Извини за такие плохие новости, и надеюсь, что мы скоро затусим. Тебя все ждут, Регина обещала забацать вечеринку по случаю твоего приезда, так что готовься. И готовь купальник: сгоняем в Аркадию – там открылись новые кафешки.

Митя.


Второй конверт был толстым. Дата на почтовой печати была та же, что и в письме, отправленном Алене Зимовой (Зимельсон). Аннабелла не соврала – оба письма прибыли в Деревню в один и тот же день. Следует отдать должное моей лучшей подруге, – это письмо осталось запечатанным.

Дмитрий Караулов не поскупился на марки и потрудился на славу творчески. На пол медленным листопадом посыпались фотографии Дюка и Воронцова. Глянцевые. В разных ракурсах. В профиль и анфас. Слева, справа и со спины. Бульвар и Соборка. Порт, море, луна-парк, детство. Качели-лодочки. За пять копеек можно улететь в небо. Чугунные цепи качаются у подножия величественного памятника генерал-губернатору новороссийскому и бессарабскому графу Воронцову, большие, тяжелые, холодные звенья.

Полумилорд, полукупец… полуподлец… но есть надежда…

Граф прижимал фельдмаршальский жезл к груди, а его предшественник герцог держал свиток у левого бока. Интересно, что в том свитке было написано? Указ об основании Одессы с подписью самой Екатерины? Таможенные правила порто-франко? Заказ на строительство Оперного театра? Смертный приговор?


Привет, Комильфо!

Я рад, что ты мне написала, потому что я уже думал, что ты решила окончательно на меня забить. Это на тебя похоже, ты уехала и даже со мной не попрощалась и ничего мне не рассказала про Израиль. Я прислал тебе фото Дюка и Воронцова, как ты просила. Говорят, что Потемкинцев скоро снесут и вместо них вернут Екатерину. Прикинь? Как мы будем жить без Потемкинцев?

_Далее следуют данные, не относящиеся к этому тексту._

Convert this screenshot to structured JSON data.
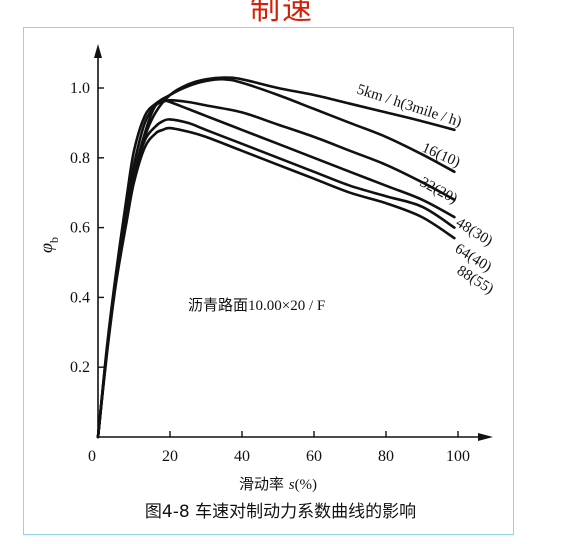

У меня для тебя плохие новости, но ты должна их знать. Я думаю, что нечестно от тебя скрывать. Твой папа тяжело болен. У него рак легких. Мне кажется, что тебе стоит поскорее приехать домой, иначе может быть поздно. Идиотизм, что тебе ничего не рассказали. Можешь мне позвонить. Я бы сам тебе позвонил, но просто не знаю куда. Я спрашивал твой номер у твоей бабушки, но она мне его не дала. Твоя бабушка злая женщина. Я случайно встретился с твоим братом на Дерибасовской. Он недавно приехал из Москвы. Я его прижал, так он раскололся. Они к нам все еще относятся как к детсадовцам, скажи? Ну и фиг с ними. Кирилл решил не сдавать сессию. Я его немного попытал. Они считают, что ты очень впечатлительная и у тебя от всего этого крыша поедет. Блин, ну как так можно, скажи? Они думали, что это наилучший выход, чтобы ты была вдали от кошмаров, которые они пережили. Мы с Кириллом пили пиво. Он меня угостил. По-моему, он напился, хотя я выпил столько же, и он мне все выдал. Он сказал, что тебе хорошо в Израиле и что ты ничего не должна знать, потому что иначе ты скатишься в учебе, и тебя исключат из элитной программы, и все твое будущее будет похерено. Но я думаю, что это бред. Если бы мой папа умирал, не дай бог, я бы хотел об этом знать. И ты тоже должна знать. Комильфо, это все ужасно, серьезно, я не знаю, что еще сказать. У нас все в трауре еще с зимы, когда Олега Александровича заменили на тупую новую математичку. Она коза. Я уверен, что твой парень тебе не изменяет с Аленой.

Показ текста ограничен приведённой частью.